И он поспешно спустился с лестницы.

– Вот поди-на! – подумал Свищов, – хапуга ведь завзятый, а тоже себя артистом мнит… И артист, действительно, черт его возьми! – злобно хихикнул он в заключение.

За отъездом Акулина продолжение репетиции «Гамлета», предполагавшееся в тот же вечер, отложено было на завтра. Кроме Вальковского, который, услыхав о таком решении, воспылал негодованием и ушел со злости пить чай в пустой театр, захватив с собою туда приятеля своего, режиссера, никто из молодежи на это не роптал…

– Не поехать ли нам кататься? – предложила Лина, прерывая беседу свою с Гундуровым и подымаясь с места.

– Поедем, поедем! – вскинулись разом все.

– Дождь сейчас пойдет! – сказал кто-то.

– Что вы, откуда? – запищали пулярки.

– Откуда он всегда идет, сверху! – загаерничал Шигарев, принимаясь подражать языком звуку барабанивших уже по ступенькам лестницы дождевых капель…

Через минуту крупный весенний дождь полил, как из ведра.

– Ай, ай, ай! – С визгом и хохотом побежало молодое общество с балкона в гостиную.

– Mon управляющий 1-sera très content, – объявила своим партнерам княгиня Аглая Константиновна, – он говорит, что дождь c’est excellent pour les посевы.

– Et pour-1 Гисправник, которого теперь мочит до костей, – подшутил «бригант», которому ужасно везло в преферанс.

– Вы такой злой всегда, такой злой! – так же шутливо погрозила она ему толстым своим пальцем.

Он нежно покосился на нее.

– Я очень рад этому случаю заполонить вас, молодая особа, – весело молвил, подходя к бойкой барышне, князь Ларион, – вы против соловья имеете то преимущество, что можете петь и в ненастье. А мы вот уже третий день, как не слышали вас…

– Ah, oui Olga, faites nous de la musique2! – крикнула ей, в свою очередь, княгиня.

– Слушаю-с, – барышня присела перед ней танцмейстерским приседанием и, обернувшись к князю:

– И петь все то же опять? – спросила она, лукаво глядя на него.

– Непременно! – засмеялся он.

– «Я помню чудное мгновенье»?

– Само собою.

– Вы это очень любите, ваше сиятельство?

– Чрезвычайно!

– И что именно: музыку или слова?

– И то и другое. Я нахожу, что мысль поэта передается здесь музыкою в таком совершенстве, что иной и нельзя написать на это стихотворение…

– А сами вы?..

– Что «сам»?

– Сами вы при этом не вспоминаете какого-нибудь «чудного мгновенья»?

Он засмеялся опять:

– Несомненно вспоминаю: – то, когда вы мне это в первый раз пропели.

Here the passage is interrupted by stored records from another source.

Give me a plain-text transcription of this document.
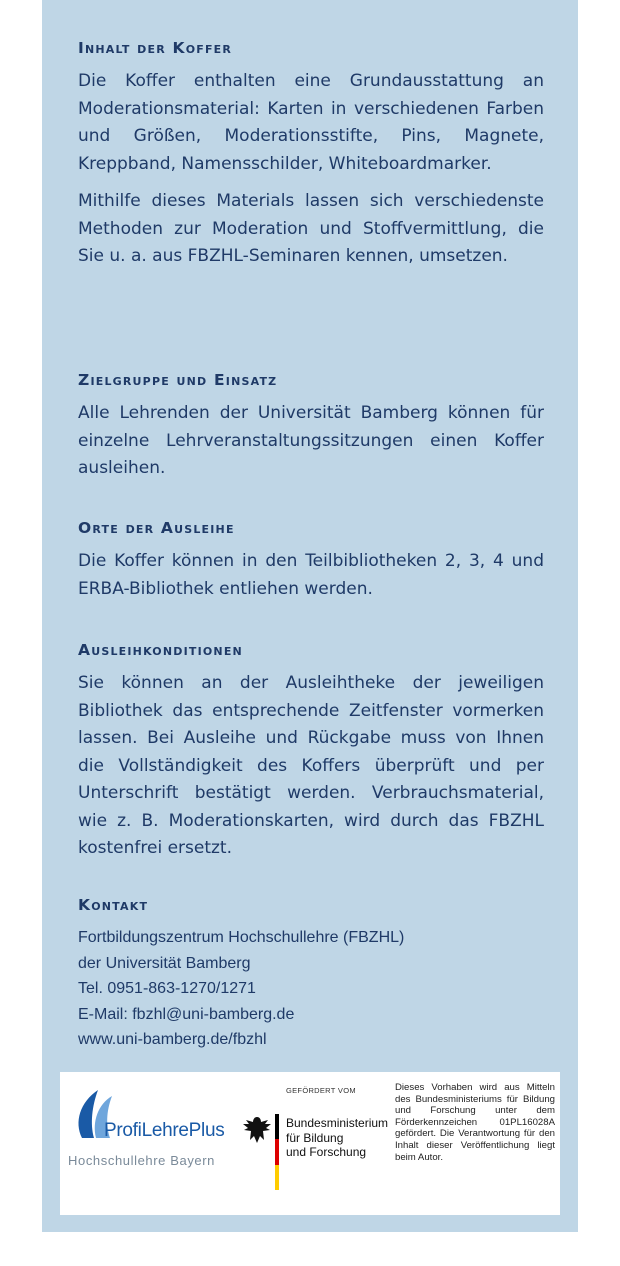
Inhalt der Koffer

Die Koffer enthalten eine Grundausstattung an Moderationsmaterial: Karten in verschiedenen Farben und Größen, Moderationsstifte, Pins, Magnete, Kreppband, Namensschilder, Whiteboardmarker.

Mithilfe dieses Materials lassen sich verschiedenste Methoden zur Moderation und Stoffvermittlung, die Sie u. a. aus FBZHL-Seminaren kennen, umsetzen.

Zielgruppe und Einsatz

Alle Lehrenden der Universität Bamberg können für einzelne Lehrveranstaltungssitzungen einen Koffer ausleihen.

Orte der Ausleihe

Die Koffer können in den Teilbibliotheken 2, 3, 4 und ERBA-Bibliothek entliehen werden.

Ausleihkonditionen

Sie können an der Ausleihtheke der jeweiligen Bibliothek das entsprechende Zeitfenster vormerken lassen. Bei Ausleihe und Rückgabe muss von Ihnen die Vollständigkeit des Koffers überprüft und per Unterschrift bestätigt werden. Verbrauchsmaterial, wie z. B. Moderationskarten, wird durch das FBZHL kostenfrei ersetzt.

Kontakt

Fortbildungszentrum Hochschullehre (FBZHL)

der Universität Bamberg

Tel. 0951-863-1270/1271

E-Mail: fbzhl@uni-bamberg.de

www.uni-bamberg.de/fbzhl

ProfiLehrePlus
Hochschullehre Bayern
GEFÖRDERT VOM
Bundesministerium
für Bildung
und Forschung
Dieses Vorhaben wird aus Mitteln des Bundesministeriums für Bildung und Forschung unter dem Förderkennzeichen 01PL16028A gefördert. Die Verantwortung für den Inhalt dieser Veröffentlichung liegt beim Autor.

– Ни, ни, ни! – она медленно закачала головой. – Меня провести нелегко! Что вы вспоминаете, это я знаю; что вспоминать вам сладко, оттого вы так часто заставляете меня это петь… Но что не я, а кто-то другой тот «гений чистой красоты», о котором вы вспоминаете, – подчеркнула Ольга, – я тоже знаю…

Она подняла на него глаза – и обомлела… Он был бледен, как холст; судорога кривила его губы…

– Про кого вы это говорите? – еле слышным голосом промолвил он.

Бойкая барышня страшно перепугалась: слова отца про глиняный горшок пришли ей на память; она полезла в бой, не справившись со своими силами, и только теперь поняла, каким разгромом могло это кончиться для таких горшка и горшечка, каковы были отец ее и сама она сравнительно с людьми, как Шастуновы…

Но она была находчива:

– Сказать? – она смело взглянула на него еще раз.

– Говорите! – пропустил он сквозь стиснутые зубы.

– Далеко отсюда это воспоминание, – молвила она, сопровождая эти слова соответствующим движением руки, – к Сампсону, в Петергоф3 надо бежать…

– В Петергоф? – повторил он недоумело, впился в нее глазами… вспомнил и вздохнул, – вздохнул всей грудью, как вздыхает человек, которого только что миновала смертельная опасность…

– Отгадала? – спрашивала его между тем смышленая особа.

– Вы что об этом можете знать? – сказал он, хмуря брови.

– Мало ль что я знаю! – уже свободно расхохоталась она.

– Это я вижу, – с язвительною усмешкою вымолвил ей на это князь Ларион, – и, к сожалению, не могу вас никак с этим поздравить!..

Он нагнулся в знак поклона и отошел от нее.

Она несколько растерянно глянула ему вслед: «глупость» ее совсем не так удачно сходила ей с рук, как она вообразила себе это в первую минуту.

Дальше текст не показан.